Son père a un certain âge, mais « il rêve toujours de pouvoir travailler comme un artiste dans les églises et non pas comme un remplaçant dans des cours d’art dans les écoles ». Samia trouve que « son père est un peu déprimé et désintéressé de tout et qu’il n’aime pas du tout le Québec et qu’il est contre tout ». Il semble que le père de Samia transmet son rapport conflictuel à ses enfants.
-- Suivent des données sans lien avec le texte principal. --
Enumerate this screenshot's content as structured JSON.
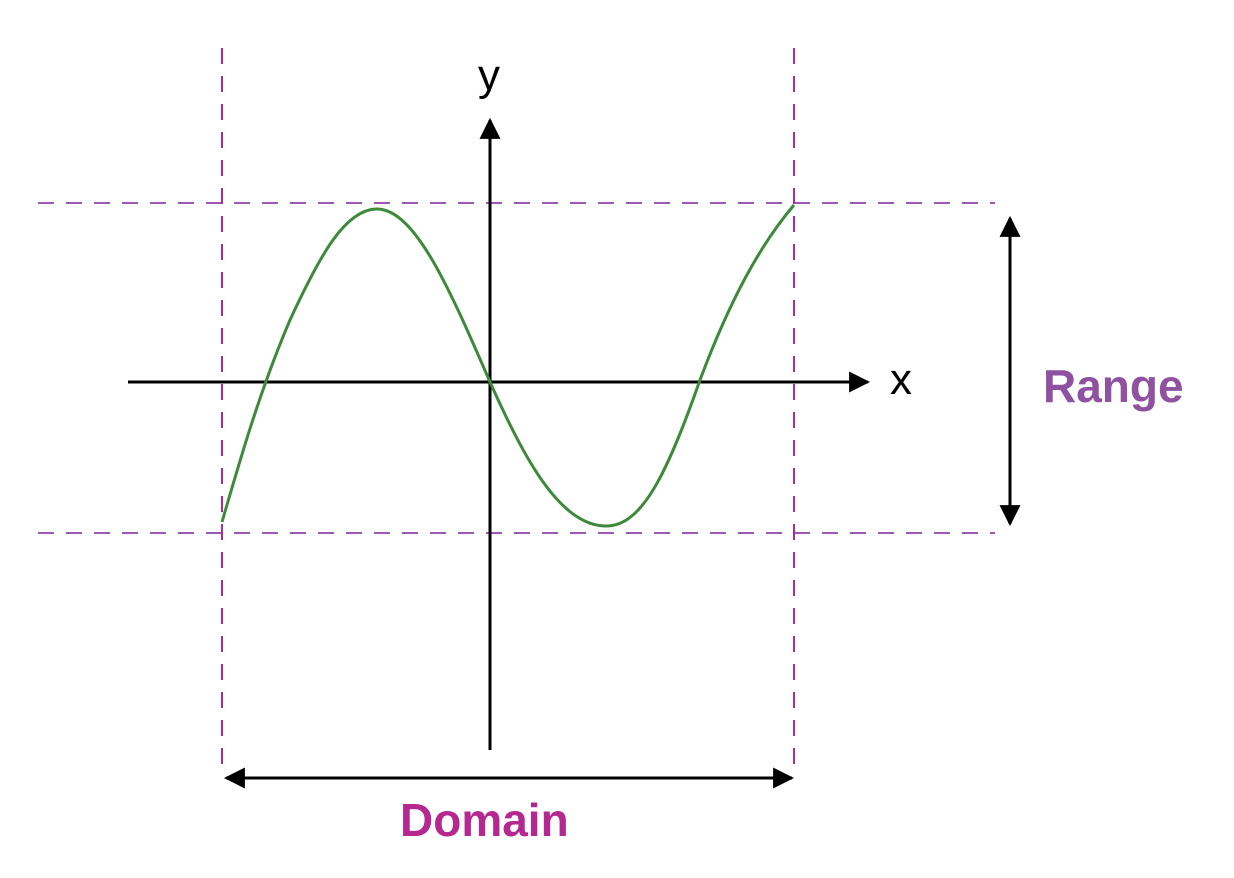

Nous avons observé le rôle de ce rapport conflictuel sur la tendance que montre Samia à se trouver un emploi dans les milieux anglophones. Samia manifeste également le souhait d’effectuer une mobilité vers une province anglophone ou un autre pays comme milieu de vie.

Le cas de Stim illustre également le rôle du rapport conflictuel de ses parents dans son choix d’opter pour des milieux de travail anglophones. C’est un jeune adulte originaire du Cameroun; il a 32 ans. Il est francophone. Il est arrivé à Montréal au secondaire. Son père est ingénieur, il est arrivé à Montréal avant ses enfants. Arrivé au Canada, son père continue ses études jusqu’au doctorat dans une université francophone. Stim nous a raconté que son père n’a jamais réussi à s’insérer dans le marché du travail dans son domaine de formation, et ce malgré le fait qu’il ait cherché de manière proactive. Son père est présentement chauffeur de taxi :

[…] il a vraiment jamais baissé les bras, parce que jusqu’à maintenant il cherche encore, il comme il est dans 55 maintenant il continue à chercher ça, Sérieusement, il ne lâche pas, mais c’est ça qu’on lui a dit, mais je sais que c’était vraiment ça peut-être c’était autre chose. Mais la plupart du temps, ils lui ont dit qu’il était surqualifié […]. (Stim, originaire du Cameroun) Stim nous a raconté que « son père trouvait que la réponse négative qu’il recevait en raison de sa surqualification pour les emplois pour lesquels il postulait était juste un masque qui permettait aux employeurs québécois de cacher leur racisme ». Il semble que le père de Stim ait également transmis ce rapport conflictuel à son fils. Stim a poursuivi ses études dans un cégep francophone. Il est en train de finir son baccalauréat dans une université francophone. Toutefois, il travaille comme technicien électronique dans un milieu anglophone, depuis 4 ans. D’après lui, « les employeurs anglophones discriminent moins, car ils s’appuient plus sur les qualités d’un demandeur d’emploi que sur ses appartenances ethniques ». Dans son cas, en dépit de ses compétences linguistiques moyennes en anglais, l’employeur lui a donné la chance d’avoir son emploi. Les représentations de Stim permettent d’observer qu’après avoir vécu des années parmi les Québécois francophones, et malgré le fait qu’il ait été scolarisé en français au secondaire, au cégep et à l’université, il préfère travailler dans les milieux anglophones. Il met l’emphase sur le fait qu’il préfère « se garder à part de ce qui est québécois francophone ».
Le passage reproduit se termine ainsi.